Similar circumstances produced a like result, though on a far smaller scale, in Italy, at a very recent period. Gallenga says: "The destruction of the majestic timber [between the Vals Sesia and Sessera] dates no farther back than 1848, when, on the first proclamation of the Constitution, the ignorant boor had taken it for granted that all the old social ties would be loosened, and therefore the old forest-laws should be at once set at naught."—Country Life in Piedmont, p. 136.]
Increased Demand for Lumber.
With increasing population and the development of new industries, come new drains upon the forest from the many arts for which wood is the material. The demands of the near and the distant market for this product excite the cupidity of the hardy forester, and a few years of that wild industry of which Springer's "Forest Life and Forest Trees" so vividly depicts the dangers and the triumphs, suffice to rob the most inaccessible glens of their fairest ornaments. The value of timber increases with its dimensions in almost geometrical proportion, and the tallest, most vigorous, and most symmetrical trees fall the first sacrifice. This is a fortunate circuinritiinco for the remainder of the wood; for the impatient lumberman contents himself with felling a few of the best trees, and then hurries on to take his tithe of still virgin groves.
The vast extension of railroads, of manufactures and the mechanical arts, of military armaments, and especially of the commercial fleets and navies of Christendom, within the present century, has incredibly augmented the demand for wood, [Footnote: Let us take the supply of timber for railroad-ties. According to Clave (p. 248), France had, in 1862, 9,000 kilometres of railway in operation, 7,000 in construction, half of which is built with a double track. Adding turn-outs and extra tracks at stations, the number of ties required for a single track is stated at 1,200 to the kilometre, or, as Clave computes, for the entire network of France, 58,000,000. This number is too large, for 16,000 + 8,000 for the double track halfway = 24,000, and 24,000 x 1,200 = 28,800,000. In an article in the Revue des Deux Mondes, July, 1863, Gandy states that 2,000,000 trees had been felled to furnish the ties for the French railroads, and as the ties must be occasionally renewed, and new railways have been constructed since 1863, we may probably double this number.

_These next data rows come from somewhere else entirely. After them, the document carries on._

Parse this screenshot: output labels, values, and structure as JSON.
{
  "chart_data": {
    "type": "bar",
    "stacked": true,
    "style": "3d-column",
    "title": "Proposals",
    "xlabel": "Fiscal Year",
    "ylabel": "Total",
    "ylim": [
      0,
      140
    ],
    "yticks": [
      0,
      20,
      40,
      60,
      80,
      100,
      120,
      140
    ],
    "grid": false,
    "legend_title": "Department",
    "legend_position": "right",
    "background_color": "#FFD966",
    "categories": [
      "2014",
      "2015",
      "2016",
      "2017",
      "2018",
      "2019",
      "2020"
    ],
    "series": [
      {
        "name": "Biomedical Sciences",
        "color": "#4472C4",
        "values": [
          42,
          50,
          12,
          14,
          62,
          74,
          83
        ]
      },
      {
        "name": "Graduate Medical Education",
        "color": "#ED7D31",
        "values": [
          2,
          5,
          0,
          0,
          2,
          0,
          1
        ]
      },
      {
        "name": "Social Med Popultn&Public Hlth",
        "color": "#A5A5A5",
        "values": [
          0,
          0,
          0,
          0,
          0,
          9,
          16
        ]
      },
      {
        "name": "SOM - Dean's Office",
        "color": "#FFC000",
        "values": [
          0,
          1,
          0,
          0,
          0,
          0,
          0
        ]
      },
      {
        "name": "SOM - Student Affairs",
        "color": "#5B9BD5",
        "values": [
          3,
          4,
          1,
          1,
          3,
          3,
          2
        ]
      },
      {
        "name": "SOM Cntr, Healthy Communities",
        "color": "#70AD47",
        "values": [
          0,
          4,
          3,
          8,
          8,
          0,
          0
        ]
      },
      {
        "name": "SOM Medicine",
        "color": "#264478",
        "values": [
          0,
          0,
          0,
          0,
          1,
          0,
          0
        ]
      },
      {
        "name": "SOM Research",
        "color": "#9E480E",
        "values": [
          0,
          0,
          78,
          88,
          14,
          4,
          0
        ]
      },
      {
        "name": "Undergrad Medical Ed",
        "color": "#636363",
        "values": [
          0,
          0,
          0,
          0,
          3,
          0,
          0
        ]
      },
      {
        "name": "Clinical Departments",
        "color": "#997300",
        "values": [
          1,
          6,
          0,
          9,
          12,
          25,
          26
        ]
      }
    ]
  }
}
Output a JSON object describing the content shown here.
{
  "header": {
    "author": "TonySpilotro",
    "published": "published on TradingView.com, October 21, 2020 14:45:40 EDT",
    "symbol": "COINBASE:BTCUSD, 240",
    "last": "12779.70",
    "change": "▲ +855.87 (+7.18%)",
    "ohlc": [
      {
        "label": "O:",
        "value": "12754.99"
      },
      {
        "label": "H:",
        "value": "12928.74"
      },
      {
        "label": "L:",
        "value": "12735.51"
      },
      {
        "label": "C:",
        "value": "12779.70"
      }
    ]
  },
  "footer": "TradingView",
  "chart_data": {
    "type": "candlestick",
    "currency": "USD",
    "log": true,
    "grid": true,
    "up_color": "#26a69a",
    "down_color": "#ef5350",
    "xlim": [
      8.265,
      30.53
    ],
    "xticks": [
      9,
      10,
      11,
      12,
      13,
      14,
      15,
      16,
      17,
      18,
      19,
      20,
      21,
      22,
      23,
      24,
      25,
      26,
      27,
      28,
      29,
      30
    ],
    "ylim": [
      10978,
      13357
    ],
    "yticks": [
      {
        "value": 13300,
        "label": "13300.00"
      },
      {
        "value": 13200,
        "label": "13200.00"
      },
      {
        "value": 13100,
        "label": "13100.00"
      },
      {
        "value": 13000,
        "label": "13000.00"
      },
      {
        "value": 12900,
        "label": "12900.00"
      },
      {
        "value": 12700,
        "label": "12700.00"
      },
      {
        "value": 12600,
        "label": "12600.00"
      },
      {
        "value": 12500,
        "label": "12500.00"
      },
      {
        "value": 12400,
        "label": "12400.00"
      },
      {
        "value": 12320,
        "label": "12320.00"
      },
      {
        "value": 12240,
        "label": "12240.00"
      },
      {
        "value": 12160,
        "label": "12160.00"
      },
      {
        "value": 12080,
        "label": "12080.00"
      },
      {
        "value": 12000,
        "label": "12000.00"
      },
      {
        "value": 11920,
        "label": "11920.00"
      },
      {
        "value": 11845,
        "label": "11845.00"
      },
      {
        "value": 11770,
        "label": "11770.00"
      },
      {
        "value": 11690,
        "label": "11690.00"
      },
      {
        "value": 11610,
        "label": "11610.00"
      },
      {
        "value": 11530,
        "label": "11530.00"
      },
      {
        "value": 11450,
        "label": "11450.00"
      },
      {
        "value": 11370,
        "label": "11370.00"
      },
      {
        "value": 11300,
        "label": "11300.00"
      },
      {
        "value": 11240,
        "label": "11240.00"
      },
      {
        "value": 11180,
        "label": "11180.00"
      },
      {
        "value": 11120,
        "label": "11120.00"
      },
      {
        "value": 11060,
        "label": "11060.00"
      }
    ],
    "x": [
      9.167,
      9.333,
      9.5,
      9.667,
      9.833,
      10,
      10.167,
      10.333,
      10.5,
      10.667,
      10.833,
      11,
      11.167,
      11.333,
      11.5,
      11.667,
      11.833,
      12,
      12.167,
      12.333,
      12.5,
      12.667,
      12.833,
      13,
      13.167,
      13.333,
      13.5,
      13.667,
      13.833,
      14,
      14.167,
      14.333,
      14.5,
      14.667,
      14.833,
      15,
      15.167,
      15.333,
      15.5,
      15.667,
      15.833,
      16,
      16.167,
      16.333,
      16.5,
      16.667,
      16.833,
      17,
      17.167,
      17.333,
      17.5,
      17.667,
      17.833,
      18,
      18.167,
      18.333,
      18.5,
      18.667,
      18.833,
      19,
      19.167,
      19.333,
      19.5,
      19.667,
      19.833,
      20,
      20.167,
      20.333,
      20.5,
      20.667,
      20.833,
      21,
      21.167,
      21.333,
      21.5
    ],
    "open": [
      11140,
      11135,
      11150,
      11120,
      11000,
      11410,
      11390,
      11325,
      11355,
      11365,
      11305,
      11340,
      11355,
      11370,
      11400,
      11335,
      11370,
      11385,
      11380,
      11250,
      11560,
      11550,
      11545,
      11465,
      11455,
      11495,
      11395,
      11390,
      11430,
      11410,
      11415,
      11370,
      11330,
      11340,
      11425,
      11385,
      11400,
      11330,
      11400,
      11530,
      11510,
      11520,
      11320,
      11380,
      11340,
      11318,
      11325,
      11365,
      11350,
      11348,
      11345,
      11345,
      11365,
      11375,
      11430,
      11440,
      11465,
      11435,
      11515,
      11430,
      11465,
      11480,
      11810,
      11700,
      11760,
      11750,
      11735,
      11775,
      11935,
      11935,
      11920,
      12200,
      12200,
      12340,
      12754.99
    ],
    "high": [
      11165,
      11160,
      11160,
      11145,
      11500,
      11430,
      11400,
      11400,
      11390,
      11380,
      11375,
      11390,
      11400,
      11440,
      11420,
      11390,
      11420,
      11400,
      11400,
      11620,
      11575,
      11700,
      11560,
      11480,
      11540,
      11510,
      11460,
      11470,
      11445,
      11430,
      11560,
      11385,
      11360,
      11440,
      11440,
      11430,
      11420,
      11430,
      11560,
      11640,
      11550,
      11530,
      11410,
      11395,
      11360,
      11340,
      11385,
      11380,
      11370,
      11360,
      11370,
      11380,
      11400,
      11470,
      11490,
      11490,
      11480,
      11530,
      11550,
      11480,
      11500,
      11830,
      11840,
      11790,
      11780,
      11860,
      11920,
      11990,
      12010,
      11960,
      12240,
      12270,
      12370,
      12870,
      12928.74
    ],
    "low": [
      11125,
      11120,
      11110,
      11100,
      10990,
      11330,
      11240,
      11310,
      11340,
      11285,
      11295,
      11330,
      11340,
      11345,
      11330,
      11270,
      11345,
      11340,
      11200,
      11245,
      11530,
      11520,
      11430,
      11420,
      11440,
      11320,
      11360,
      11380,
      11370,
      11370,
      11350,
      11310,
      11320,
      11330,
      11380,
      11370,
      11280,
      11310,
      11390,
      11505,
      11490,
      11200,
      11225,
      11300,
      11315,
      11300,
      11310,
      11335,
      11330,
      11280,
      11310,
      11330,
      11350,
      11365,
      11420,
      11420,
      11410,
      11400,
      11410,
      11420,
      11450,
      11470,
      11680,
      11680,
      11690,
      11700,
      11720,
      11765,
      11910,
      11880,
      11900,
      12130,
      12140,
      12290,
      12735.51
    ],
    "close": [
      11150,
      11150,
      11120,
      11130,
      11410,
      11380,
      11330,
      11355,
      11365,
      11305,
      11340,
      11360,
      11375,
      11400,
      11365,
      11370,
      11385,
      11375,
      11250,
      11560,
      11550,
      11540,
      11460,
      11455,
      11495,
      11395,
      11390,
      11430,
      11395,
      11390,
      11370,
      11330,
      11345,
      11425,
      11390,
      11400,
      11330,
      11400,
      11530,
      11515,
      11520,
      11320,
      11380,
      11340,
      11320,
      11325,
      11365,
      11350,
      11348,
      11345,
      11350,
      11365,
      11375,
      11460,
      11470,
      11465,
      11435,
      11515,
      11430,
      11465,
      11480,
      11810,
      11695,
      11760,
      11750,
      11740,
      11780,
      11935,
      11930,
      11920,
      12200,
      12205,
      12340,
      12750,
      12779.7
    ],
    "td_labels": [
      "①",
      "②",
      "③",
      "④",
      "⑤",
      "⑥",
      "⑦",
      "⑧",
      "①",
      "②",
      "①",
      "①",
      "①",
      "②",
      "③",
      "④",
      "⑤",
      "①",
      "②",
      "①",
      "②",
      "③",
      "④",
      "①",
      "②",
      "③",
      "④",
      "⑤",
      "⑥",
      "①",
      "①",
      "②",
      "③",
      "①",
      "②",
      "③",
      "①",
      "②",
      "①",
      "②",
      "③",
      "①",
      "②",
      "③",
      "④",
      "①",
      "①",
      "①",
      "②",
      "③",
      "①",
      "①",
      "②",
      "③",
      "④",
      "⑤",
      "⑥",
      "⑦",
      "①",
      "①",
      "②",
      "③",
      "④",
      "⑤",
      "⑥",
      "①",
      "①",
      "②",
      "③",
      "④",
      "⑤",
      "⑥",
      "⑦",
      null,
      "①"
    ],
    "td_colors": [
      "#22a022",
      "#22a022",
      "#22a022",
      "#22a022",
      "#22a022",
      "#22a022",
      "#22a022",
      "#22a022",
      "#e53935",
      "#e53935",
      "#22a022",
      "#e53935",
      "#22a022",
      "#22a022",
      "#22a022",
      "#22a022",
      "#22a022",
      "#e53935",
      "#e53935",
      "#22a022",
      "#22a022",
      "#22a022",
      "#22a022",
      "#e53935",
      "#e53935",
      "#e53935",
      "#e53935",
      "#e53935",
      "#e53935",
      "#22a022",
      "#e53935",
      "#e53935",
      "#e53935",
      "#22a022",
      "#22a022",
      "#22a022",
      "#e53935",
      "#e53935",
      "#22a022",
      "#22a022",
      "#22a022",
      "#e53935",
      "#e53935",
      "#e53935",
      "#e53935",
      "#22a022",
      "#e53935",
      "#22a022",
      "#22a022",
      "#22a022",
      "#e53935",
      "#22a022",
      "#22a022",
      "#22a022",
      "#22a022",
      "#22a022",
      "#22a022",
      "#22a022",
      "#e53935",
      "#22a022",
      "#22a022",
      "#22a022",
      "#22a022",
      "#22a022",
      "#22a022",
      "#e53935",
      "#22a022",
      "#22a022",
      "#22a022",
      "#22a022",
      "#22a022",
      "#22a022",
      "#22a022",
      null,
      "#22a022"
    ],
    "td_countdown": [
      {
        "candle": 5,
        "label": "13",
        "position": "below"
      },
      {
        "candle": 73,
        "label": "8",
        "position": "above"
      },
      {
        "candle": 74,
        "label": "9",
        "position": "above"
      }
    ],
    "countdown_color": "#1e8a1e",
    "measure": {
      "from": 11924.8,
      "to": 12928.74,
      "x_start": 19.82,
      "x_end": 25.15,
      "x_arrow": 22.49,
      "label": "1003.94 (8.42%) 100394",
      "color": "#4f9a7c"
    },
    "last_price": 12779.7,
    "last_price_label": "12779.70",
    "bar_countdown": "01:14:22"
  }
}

The United States had in operation on the first of January, 1872, 61,000 miles, or about 97,000 kilometres, of railroad. Allowing the same proportion as in France, the American railroads required 116,400,000 ties. The Report of the Agricultural Department of the United States for November and December, 1869, estimates the number of ties annually required for our railways at 30,000,000, and supposes that 150,000 acres of the best woodland must be felled to supply this number. This is evidently an error, perhaps a misprint for 15,000. The same authority calculates the annual expenditure of the American railroads for lumber for buildings, repairs, and cars, at $38,000,000, and for locomotive fuel, at the rate of 10,000 cords of wood per day, at $50,000,000.